Photo of Ng Yat Chung

Headlines news of 2008 – “Neptune Orient Lines is cutting 1,000 jobs or 9% of it’s workforce”

Fastforward 9 years later today 2017, “Singapore Press Holdings is cutting 230 jobs or 10% of it’s workforce”

This is exactly the same retrenchment tactic employed by SPH CEO Ng Yat Chung. The former SAF Lieutenant-General only took over SPH as CEO in May this year, after running NOL into years of bleeding losses and eventually selling off NOL to a French conglomerate.

While many National Service supporters may defend that NOL’s failure is resulted from regional competitions in the logistic container market, the fact remains that NOL turned profitable as soon as it left Ng Yat Chung’s reverse-midas touch. SPH becoming garbage is expected.

By removing the unprofitable headcount of it’s core media business and ramping up investments on property divestments, SPH CEO Ng Yat Chung is turning Singapore Press Holdings into Singapore Property Holdings. Unlike his predecessors, Ng Yat Chung has no intention to use the lucrative profits of the property returns to supplement the losses of SPH’s media operations. Why?
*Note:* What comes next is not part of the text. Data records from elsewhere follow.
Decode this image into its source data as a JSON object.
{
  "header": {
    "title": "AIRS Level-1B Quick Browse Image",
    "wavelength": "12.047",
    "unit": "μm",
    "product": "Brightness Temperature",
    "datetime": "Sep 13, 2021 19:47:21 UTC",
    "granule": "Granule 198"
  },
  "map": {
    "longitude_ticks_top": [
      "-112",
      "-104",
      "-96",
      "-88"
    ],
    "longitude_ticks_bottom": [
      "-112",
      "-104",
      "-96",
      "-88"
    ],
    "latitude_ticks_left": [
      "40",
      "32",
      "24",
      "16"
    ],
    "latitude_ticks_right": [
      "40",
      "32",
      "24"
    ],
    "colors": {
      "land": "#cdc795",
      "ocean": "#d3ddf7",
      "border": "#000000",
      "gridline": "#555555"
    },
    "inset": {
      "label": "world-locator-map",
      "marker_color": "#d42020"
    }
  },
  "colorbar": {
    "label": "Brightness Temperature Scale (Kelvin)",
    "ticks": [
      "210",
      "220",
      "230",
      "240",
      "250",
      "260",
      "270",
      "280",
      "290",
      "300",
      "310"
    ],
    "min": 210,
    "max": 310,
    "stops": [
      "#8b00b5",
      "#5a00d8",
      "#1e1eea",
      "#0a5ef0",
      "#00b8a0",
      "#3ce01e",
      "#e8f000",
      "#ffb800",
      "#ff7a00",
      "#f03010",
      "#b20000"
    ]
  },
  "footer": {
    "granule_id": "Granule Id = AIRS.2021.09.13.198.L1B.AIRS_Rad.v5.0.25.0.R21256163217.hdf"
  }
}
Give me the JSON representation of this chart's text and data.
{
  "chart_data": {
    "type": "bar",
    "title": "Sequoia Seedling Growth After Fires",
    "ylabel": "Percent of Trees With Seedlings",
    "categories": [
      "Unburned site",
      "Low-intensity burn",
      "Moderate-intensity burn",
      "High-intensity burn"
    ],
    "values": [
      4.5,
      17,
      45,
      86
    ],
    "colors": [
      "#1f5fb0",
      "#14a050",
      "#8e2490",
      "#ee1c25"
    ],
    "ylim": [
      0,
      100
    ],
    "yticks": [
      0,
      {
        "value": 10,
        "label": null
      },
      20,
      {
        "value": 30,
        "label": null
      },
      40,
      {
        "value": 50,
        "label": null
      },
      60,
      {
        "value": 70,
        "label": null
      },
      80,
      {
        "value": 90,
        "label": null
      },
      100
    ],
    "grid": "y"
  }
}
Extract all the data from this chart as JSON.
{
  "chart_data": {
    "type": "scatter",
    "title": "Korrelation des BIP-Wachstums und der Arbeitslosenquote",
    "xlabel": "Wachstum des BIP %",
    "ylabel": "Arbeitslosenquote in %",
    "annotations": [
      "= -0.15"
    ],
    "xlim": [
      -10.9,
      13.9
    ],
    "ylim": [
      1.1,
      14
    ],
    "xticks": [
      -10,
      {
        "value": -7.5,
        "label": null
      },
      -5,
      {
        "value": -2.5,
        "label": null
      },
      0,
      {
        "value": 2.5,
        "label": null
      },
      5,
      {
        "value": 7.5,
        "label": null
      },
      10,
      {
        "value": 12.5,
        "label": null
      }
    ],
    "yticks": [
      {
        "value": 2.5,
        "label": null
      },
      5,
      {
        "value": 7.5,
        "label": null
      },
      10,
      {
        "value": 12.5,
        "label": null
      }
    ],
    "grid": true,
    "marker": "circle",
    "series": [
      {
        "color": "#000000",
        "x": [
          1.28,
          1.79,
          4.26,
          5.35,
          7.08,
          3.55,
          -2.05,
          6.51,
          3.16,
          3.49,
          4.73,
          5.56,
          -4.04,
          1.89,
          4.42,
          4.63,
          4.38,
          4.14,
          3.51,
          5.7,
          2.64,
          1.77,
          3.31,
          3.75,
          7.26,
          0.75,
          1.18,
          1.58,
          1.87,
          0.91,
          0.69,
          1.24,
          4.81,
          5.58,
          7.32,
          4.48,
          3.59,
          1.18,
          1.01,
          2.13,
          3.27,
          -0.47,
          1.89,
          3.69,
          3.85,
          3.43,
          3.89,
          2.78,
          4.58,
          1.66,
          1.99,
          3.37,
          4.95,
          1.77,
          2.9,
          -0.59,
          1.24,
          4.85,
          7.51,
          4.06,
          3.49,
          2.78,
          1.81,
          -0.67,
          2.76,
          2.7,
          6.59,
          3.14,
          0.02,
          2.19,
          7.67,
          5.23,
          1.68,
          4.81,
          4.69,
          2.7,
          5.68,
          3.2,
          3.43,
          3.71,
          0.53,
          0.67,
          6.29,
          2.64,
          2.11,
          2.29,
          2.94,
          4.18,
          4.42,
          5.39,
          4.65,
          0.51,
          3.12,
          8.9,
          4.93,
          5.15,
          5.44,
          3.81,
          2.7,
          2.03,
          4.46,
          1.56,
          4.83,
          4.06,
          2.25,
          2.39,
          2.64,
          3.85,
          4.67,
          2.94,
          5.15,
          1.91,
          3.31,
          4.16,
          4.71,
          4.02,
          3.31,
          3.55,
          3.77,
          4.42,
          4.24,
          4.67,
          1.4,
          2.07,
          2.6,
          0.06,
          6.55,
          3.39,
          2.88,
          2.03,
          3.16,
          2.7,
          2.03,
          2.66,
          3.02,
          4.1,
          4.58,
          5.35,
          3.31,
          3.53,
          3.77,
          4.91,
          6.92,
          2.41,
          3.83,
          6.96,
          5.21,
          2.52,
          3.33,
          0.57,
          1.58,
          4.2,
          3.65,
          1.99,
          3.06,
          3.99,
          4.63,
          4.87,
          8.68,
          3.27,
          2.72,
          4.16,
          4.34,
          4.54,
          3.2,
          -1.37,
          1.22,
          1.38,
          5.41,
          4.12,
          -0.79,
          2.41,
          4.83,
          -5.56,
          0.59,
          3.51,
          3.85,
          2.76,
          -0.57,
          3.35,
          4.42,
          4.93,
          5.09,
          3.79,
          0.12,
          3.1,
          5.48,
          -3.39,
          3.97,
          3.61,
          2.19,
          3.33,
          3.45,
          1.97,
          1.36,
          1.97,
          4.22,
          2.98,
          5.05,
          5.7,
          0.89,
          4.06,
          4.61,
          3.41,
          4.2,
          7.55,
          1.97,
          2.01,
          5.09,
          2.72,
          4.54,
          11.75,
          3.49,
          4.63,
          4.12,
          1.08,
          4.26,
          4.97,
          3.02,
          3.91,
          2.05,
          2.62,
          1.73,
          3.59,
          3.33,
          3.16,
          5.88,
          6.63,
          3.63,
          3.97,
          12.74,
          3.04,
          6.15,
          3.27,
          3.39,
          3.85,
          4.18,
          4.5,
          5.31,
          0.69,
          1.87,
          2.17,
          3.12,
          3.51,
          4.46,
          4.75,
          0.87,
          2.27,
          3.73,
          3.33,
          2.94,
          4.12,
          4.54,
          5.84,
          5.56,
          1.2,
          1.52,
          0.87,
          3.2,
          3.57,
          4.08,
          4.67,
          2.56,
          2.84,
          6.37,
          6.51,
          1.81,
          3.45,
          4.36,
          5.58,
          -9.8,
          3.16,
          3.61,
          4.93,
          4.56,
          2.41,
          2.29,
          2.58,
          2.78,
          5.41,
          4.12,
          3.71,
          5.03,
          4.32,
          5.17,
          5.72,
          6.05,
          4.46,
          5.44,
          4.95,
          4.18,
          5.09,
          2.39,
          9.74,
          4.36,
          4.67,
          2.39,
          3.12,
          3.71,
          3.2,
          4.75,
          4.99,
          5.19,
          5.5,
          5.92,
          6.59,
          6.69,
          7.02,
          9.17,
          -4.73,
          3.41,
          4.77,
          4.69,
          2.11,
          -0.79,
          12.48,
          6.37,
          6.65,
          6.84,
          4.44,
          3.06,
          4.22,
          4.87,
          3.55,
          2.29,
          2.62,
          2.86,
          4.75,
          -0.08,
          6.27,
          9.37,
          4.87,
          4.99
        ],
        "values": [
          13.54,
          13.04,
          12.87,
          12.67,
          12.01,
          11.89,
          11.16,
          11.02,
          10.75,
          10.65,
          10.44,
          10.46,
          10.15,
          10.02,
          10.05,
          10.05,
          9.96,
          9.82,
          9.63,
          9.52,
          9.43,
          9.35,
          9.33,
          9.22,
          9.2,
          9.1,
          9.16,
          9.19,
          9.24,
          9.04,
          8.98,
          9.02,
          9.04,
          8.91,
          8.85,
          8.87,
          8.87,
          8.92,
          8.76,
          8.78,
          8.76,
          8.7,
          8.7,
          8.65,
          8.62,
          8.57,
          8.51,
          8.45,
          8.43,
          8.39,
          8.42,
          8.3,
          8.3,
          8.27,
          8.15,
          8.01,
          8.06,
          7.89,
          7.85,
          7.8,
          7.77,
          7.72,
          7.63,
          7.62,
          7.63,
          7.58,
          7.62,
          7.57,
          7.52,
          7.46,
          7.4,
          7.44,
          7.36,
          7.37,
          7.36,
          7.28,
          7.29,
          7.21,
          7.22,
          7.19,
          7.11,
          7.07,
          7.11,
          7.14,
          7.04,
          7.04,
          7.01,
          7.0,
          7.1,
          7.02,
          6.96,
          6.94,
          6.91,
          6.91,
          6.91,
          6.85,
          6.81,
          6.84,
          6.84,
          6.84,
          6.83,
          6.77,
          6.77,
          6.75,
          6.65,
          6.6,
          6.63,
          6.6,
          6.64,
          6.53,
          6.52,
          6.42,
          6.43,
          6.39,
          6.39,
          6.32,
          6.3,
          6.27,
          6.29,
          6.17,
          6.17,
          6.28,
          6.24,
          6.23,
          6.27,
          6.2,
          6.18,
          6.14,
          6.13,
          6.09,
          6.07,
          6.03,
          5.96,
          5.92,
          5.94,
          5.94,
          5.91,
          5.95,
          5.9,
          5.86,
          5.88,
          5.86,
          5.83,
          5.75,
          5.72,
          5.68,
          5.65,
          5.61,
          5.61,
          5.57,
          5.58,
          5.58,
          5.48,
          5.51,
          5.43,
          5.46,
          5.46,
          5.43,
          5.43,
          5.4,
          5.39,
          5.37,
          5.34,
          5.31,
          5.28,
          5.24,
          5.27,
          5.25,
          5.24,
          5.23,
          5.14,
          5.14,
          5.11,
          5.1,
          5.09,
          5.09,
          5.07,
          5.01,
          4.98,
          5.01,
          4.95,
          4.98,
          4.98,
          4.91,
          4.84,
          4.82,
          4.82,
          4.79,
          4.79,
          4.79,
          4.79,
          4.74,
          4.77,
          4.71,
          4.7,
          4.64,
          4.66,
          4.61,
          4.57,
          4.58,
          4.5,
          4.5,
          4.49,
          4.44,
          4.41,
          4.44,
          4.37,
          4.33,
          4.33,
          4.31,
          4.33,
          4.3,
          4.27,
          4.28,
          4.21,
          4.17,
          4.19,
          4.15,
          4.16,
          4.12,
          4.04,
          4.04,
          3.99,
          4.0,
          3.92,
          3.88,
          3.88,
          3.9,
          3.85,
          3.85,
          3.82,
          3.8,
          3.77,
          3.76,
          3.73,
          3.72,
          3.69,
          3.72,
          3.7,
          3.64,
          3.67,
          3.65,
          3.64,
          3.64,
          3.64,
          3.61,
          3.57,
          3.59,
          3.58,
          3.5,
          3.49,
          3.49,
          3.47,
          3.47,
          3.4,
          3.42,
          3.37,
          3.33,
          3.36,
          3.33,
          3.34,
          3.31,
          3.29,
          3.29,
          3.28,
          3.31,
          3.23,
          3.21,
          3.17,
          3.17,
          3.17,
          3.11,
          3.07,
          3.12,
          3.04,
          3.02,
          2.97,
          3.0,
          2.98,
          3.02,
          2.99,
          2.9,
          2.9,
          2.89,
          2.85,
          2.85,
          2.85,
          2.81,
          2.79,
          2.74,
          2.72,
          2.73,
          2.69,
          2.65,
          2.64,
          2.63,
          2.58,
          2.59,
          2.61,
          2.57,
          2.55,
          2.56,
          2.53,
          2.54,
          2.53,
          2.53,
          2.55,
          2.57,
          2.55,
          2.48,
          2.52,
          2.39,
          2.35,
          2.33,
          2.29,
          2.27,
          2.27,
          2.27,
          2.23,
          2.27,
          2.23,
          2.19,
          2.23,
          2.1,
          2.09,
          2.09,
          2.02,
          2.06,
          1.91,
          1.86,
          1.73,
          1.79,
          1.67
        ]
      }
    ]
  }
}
Like fellow army general SMRT CEO Desmond Kuek, Ng Yat Chung’s salary is why. The SMRT CEO did not care about increasing train breakdowns, he is focus on getting billion dollar transport subsidies from the government and raising train fares for profits. In fact, SMRT made higher profits in recent years despite worsening train breakdowns. The more profits their companies rake in, the better paid they are. Similarly Ng Yat Chung does not care if the media operations continue or if it is sold, his mind is on profits.

In his recent SPH retrenchment exercise, SPH CEO Ng Yat Chung made zero action plan how he is going to revive the declining media business. Instead, he focused on the 32% net profit growth – hoping that investors would buy in.

Due to Straits Times nature as a propaganda papers, it is only natural that readership is declining. However, Ng Yat Chung is a catalyst to the decline. Under his leadership, Straits Times would very soon be insolvent and sold away in probably 4 to 5 years’ time – like NOL.